About Kornit Digital
Kornit Digital (NASDAQ: KRNT) is a worldwide market leader in sustainable, on-demand, digital fashion and textile production technologies. The Company offers end-to-end solutions including digital printing systems, inks, consumables, software, and fulfillment services through its global fulfillment network. Headquartered in Israel with offices in the USA, Europe, and Asia Pacific, Kornit Digital serves customers in more than 100 countries and states worldwide. To learn more about how Kornit Digital is boldly transforming the world of fashion and textiles, visit www.kornit.com.

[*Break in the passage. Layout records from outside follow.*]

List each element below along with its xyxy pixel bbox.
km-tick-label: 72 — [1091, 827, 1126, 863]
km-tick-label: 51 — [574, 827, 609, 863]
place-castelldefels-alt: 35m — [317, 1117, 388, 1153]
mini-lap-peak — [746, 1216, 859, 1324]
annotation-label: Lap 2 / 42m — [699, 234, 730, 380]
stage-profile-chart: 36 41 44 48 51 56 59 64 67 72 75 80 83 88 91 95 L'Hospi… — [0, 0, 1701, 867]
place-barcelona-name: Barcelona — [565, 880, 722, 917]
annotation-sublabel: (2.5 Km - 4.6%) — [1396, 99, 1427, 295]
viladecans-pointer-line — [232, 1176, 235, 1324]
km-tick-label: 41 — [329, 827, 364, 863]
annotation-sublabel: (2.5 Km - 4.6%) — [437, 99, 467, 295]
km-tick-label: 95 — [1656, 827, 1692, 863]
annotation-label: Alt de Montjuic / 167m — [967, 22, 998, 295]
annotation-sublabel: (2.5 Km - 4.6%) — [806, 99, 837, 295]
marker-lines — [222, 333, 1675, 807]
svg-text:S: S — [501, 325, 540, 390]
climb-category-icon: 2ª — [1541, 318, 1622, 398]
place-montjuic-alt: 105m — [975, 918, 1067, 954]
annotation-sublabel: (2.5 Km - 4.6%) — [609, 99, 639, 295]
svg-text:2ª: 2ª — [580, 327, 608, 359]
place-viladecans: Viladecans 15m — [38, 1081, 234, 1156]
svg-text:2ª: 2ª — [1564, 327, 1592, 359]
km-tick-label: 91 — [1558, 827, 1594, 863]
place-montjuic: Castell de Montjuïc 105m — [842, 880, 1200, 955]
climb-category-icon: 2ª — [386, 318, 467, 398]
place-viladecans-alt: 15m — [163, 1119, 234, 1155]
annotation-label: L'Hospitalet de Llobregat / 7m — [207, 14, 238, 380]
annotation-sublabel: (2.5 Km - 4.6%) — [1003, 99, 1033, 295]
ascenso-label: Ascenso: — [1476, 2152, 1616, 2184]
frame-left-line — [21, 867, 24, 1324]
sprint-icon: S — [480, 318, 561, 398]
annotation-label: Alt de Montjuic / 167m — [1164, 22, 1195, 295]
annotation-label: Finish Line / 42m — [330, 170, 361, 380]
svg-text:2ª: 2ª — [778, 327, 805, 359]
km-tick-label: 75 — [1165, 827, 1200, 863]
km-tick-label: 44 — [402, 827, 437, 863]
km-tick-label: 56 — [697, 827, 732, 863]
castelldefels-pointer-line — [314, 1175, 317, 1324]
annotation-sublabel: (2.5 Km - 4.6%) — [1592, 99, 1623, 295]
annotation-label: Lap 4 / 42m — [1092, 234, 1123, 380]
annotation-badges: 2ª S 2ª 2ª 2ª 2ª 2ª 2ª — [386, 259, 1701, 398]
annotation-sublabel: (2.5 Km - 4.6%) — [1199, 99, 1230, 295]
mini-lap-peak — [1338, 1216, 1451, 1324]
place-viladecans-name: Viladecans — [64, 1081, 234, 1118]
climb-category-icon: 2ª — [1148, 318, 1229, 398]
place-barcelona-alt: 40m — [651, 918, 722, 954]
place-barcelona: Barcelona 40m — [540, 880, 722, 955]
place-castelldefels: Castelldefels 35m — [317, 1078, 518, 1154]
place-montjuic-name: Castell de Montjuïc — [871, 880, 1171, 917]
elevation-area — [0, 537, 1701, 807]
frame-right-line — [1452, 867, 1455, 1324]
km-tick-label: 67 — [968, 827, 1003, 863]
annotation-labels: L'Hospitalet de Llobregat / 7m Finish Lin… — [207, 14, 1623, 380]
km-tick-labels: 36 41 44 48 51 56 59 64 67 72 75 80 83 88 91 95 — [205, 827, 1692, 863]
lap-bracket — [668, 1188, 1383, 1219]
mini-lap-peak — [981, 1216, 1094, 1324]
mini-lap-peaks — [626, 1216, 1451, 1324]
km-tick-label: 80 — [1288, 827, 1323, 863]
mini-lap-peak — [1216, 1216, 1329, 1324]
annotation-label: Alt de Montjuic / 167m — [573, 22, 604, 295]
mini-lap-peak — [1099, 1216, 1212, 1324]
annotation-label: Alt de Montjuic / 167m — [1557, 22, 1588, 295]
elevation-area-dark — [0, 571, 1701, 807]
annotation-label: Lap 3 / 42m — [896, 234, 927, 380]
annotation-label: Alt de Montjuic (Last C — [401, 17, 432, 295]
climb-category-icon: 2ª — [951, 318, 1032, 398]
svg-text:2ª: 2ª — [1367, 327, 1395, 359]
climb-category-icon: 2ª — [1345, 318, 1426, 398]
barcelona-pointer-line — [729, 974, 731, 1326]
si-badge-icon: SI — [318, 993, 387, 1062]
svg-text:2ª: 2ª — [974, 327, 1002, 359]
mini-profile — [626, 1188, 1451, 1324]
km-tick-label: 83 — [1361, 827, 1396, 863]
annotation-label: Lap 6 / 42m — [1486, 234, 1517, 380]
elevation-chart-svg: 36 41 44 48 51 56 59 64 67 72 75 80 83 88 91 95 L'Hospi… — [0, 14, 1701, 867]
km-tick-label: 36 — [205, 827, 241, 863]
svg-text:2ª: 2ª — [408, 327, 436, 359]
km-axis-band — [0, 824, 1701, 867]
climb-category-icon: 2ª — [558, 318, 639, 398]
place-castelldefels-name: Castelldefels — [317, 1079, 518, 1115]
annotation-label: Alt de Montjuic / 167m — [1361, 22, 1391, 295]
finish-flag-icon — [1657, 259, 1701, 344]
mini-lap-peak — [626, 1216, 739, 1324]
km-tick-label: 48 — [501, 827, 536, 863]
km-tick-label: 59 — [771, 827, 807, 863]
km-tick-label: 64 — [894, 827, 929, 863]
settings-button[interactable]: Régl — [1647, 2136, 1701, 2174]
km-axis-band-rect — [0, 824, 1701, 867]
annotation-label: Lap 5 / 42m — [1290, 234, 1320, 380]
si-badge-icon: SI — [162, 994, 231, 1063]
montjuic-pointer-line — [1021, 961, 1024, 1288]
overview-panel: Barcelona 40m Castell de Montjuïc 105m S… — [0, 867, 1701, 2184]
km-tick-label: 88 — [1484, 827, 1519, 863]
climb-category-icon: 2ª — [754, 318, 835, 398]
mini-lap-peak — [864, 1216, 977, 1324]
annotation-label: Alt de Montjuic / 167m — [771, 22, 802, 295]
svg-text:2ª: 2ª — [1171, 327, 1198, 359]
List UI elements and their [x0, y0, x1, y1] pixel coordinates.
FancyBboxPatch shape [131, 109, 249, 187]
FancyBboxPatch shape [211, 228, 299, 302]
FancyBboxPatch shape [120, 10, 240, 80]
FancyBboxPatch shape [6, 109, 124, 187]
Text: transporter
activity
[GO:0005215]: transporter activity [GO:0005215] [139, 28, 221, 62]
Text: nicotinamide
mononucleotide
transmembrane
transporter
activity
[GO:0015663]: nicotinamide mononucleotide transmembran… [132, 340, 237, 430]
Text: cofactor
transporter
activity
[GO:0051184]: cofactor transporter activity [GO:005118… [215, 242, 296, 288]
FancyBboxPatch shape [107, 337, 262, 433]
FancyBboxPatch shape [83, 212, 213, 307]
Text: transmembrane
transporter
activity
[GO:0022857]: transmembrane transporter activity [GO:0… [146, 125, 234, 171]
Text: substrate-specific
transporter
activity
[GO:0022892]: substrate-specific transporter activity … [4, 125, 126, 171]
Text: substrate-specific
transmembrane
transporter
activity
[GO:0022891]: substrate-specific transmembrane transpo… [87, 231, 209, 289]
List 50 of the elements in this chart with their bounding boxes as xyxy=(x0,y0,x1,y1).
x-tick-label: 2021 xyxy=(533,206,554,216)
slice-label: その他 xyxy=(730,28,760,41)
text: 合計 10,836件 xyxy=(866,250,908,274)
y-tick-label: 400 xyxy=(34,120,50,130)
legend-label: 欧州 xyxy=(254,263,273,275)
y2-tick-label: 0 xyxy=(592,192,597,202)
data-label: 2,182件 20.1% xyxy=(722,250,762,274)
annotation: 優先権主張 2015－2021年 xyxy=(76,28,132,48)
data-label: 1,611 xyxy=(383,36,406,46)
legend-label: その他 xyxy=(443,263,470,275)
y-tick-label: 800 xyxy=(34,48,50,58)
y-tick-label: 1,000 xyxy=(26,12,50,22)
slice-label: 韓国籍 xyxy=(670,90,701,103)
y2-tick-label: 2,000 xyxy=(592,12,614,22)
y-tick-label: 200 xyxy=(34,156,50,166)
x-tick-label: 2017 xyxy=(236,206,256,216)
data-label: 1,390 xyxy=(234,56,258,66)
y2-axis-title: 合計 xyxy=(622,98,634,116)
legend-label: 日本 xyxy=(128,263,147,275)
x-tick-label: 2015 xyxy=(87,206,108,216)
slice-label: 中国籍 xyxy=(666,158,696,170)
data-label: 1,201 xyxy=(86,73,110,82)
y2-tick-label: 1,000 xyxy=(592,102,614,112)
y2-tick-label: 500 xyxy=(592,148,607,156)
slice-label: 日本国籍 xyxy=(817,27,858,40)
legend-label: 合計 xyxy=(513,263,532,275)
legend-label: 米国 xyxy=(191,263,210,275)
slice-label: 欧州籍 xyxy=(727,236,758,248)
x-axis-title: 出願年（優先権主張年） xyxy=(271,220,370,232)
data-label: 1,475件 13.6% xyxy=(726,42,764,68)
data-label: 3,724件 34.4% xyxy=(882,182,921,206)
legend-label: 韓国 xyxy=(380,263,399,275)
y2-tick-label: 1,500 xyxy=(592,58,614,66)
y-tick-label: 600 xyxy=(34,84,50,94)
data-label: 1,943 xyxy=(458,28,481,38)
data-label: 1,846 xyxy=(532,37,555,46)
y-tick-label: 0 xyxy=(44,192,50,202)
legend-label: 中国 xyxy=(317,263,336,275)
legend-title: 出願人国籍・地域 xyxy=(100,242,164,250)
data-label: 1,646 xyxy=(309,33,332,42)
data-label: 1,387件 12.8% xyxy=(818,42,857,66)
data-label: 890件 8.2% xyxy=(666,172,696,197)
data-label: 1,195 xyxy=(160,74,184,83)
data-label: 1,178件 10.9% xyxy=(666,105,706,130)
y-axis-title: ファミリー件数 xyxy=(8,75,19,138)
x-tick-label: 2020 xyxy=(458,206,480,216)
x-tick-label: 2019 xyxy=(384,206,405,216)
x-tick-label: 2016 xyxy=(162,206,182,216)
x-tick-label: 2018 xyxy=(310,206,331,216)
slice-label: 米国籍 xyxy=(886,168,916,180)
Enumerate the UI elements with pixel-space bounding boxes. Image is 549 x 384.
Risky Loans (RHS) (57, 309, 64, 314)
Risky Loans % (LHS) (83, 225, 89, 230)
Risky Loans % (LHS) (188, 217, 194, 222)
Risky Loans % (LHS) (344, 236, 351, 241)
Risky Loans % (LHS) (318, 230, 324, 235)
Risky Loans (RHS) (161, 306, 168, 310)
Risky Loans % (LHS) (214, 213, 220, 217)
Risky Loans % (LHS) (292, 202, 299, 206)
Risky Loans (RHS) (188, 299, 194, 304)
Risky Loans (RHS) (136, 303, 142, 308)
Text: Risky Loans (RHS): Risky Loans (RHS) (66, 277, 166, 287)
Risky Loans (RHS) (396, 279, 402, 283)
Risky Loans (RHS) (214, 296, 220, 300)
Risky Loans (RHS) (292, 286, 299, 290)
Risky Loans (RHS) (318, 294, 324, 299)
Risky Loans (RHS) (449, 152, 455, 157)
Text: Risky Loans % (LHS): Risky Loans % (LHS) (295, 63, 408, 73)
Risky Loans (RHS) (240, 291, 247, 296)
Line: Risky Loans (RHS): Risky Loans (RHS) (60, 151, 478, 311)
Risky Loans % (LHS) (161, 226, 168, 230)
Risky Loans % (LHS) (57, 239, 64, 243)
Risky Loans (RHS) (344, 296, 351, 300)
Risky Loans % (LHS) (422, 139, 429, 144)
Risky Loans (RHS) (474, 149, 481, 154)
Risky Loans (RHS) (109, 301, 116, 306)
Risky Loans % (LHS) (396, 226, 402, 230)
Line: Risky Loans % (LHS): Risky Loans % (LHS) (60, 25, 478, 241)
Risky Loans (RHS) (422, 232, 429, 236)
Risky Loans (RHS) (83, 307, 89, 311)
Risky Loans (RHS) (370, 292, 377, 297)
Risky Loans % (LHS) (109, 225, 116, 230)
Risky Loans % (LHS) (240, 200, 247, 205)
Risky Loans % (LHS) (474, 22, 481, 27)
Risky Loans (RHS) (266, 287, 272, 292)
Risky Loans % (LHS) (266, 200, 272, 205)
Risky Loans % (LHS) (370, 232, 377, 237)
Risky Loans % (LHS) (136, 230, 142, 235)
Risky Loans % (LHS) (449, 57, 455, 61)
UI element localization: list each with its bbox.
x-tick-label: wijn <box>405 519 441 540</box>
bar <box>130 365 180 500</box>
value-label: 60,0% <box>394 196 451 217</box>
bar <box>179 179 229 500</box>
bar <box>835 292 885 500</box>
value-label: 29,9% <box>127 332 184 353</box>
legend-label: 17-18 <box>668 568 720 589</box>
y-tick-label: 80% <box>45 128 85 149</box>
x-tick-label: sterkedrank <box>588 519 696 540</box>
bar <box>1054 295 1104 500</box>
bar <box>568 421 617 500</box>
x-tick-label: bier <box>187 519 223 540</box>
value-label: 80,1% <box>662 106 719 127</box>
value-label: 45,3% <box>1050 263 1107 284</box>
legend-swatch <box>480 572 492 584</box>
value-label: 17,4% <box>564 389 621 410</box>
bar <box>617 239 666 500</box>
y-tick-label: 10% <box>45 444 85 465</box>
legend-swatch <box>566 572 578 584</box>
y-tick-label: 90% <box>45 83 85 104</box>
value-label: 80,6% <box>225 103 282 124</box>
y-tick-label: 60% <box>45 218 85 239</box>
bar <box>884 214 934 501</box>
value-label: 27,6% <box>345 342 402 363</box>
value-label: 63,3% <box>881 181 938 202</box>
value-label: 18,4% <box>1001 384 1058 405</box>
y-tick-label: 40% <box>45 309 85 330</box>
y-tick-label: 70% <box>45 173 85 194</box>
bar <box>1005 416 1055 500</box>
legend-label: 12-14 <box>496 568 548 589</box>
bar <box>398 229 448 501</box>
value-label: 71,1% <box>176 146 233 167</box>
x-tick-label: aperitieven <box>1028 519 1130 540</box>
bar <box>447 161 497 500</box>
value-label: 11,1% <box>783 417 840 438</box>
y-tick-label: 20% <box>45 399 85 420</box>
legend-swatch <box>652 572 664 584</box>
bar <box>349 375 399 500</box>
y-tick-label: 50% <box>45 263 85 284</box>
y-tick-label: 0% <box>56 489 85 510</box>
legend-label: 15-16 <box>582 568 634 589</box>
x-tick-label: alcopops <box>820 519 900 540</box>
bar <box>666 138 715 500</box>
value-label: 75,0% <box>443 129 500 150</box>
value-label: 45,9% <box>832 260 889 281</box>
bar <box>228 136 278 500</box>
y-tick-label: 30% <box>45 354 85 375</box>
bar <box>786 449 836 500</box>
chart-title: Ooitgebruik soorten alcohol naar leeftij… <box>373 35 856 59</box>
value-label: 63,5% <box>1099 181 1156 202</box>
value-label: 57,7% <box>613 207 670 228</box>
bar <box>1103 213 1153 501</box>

Forward Looking Statements
Certain statements in this press release are “forward-looking statements” within the meaning of the Private Securities Litigation Reform Act of 1995 and other U.S. securities laws. Forward-looking statements are characterized by the use of forward-looking terminology such as “will,” “expects,” “anticipates,” “believes,” “intends,” “planned,” or other similar words. These forward-looking statements include, but are not limited to, statements relating to the Company’s objectives, plans and strategies, including with respect to the Company’s authorized share repurchase program, statements regarding the Company’s results of operations and financial condition and all statements that address developments that the Company expects or anticipates will or may occur in the future. Forward-looking statements are not guarantees of future performance and are subject to risks and uncertainties. The Company has based these forward-looking statements on assumptions and assessments made by its management in light of their experience and their perception of historical trends, current conditions, expected future developments and other factors they believe to be appropriate. Important factors that could cause actual results, developments and business decisions to differ materially from those anticipated in these forward-looking statements include, among other things: potential objection to the share repurchase program by the Company’s creditors and/or failure to receive Israeli court approval after any such objection; the Company’s degree of success in developing, introducing and selling new or improved products and product enhancements including specifically the Company’s Poly Pro and Presto products, and the Company’s Apollo direct-to-garment platform; the extent of the Company’s ability to increase sales of its systems, ink and consumables; the development of the market for digital textile printing; securities class action litigation expenses; and those additional factors referred to under “Risk Factors” in Item 3.D of the Company’s Annual Report on Form 20-F for the year ended December 31, 2024, filed with the SEC on March 28, 2025. Any forward-looking statements in this press release are made as of the date hereof, whether as a result of new information, future events or otherwise, except as required by law.